Norquist group backs Senate plan to revive tax breaks

Grover Norquist’s Americans for Tax Reform said Monday that it backed a Senate plan to revive dozens of expired tax breaks.

{mosads}The ATR acknowledged that the Senate proposal on the provisions commonly known as “tax extenders” included some preferences they oppose, including a production tax credit prized by the wind industry and other green energy incentives.

But the group, which oversees a pledge against raising taxes signed by most GOP lawmakers, said the good far outweighed the bad in the plan, which the Senate is considering this week. The positives, the ATR said, include preferences that allow businesses to write off investments more quickly, and the research and development credit.

“For these reasons, warts and all, the Senate should pass the tax extenders bill,” wrote Ryan Ellis of the ATR. 

“Ideally, the best of these tax relief items would be made permanent law, and the rest would be plowed into pro-growth tax reform.
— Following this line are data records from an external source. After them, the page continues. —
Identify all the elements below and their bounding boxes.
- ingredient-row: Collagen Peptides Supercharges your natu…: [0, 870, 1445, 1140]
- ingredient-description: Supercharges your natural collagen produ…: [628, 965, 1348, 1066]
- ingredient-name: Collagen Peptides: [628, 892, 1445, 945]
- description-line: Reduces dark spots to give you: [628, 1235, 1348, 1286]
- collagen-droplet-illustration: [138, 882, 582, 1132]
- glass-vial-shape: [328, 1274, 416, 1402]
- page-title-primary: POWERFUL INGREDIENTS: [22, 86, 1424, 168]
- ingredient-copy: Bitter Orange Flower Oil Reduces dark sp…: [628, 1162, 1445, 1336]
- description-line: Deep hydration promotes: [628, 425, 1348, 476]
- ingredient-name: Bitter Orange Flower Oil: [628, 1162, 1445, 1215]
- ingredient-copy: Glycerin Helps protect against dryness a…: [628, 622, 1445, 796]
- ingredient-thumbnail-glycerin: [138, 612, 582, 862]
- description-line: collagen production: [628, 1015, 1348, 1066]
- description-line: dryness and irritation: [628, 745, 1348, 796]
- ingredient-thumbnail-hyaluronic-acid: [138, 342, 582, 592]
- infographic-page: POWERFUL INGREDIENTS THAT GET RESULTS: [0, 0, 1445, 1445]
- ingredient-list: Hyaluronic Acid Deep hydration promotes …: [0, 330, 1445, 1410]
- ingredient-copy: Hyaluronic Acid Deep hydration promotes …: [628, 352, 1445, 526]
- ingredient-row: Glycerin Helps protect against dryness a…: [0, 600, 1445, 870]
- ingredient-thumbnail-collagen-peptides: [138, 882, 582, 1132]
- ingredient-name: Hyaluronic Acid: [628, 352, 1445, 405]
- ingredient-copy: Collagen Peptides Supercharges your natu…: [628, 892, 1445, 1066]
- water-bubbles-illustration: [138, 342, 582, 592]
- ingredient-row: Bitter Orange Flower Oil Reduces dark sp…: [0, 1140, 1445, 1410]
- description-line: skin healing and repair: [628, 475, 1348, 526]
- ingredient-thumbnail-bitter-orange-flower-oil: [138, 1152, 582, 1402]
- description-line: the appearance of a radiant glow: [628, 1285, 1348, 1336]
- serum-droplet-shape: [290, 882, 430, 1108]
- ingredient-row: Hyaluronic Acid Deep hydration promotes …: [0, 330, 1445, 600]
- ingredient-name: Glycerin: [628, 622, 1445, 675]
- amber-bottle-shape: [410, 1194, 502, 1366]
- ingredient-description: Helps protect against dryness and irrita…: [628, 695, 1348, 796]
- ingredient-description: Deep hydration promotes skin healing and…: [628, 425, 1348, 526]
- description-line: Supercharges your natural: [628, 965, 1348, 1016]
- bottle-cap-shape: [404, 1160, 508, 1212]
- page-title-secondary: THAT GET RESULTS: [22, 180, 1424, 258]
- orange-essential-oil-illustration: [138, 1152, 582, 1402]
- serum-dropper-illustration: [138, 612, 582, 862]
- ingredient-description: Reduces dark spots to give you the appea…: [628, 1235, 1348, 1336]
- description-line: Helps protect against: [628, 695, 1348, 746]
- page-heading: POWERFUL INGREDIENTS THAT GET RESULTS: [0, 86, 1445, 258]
For now, though, the mandate for the Senate is clear: do no harm.”

The ATR’s support for the tax extenders package isn’t much of a surprise, given that the group has historically opposed allowing tax breaks to expire. The group also has backed the House’s efforts to extend preferences like the research credit indefinitely.

But the move does underscore the split among conservatives over tax extenders and the broader division among Republicans who consider themselves pro-business and pro-market. The Club for Growth, for instance, publicly opposes the Senate plan, calling it a “special-interest orgy.”

Some GOP senators have said they would seek to add amendments to the legislation, such as a repeal of the medical device tax from the Affordable Care Act.

But Ellis cautioned senators against backing amendments to strike tax breaks for business write-offs, insisting they “be careful about throwing out the pro-growth baby with the crony capitalist bathwater.”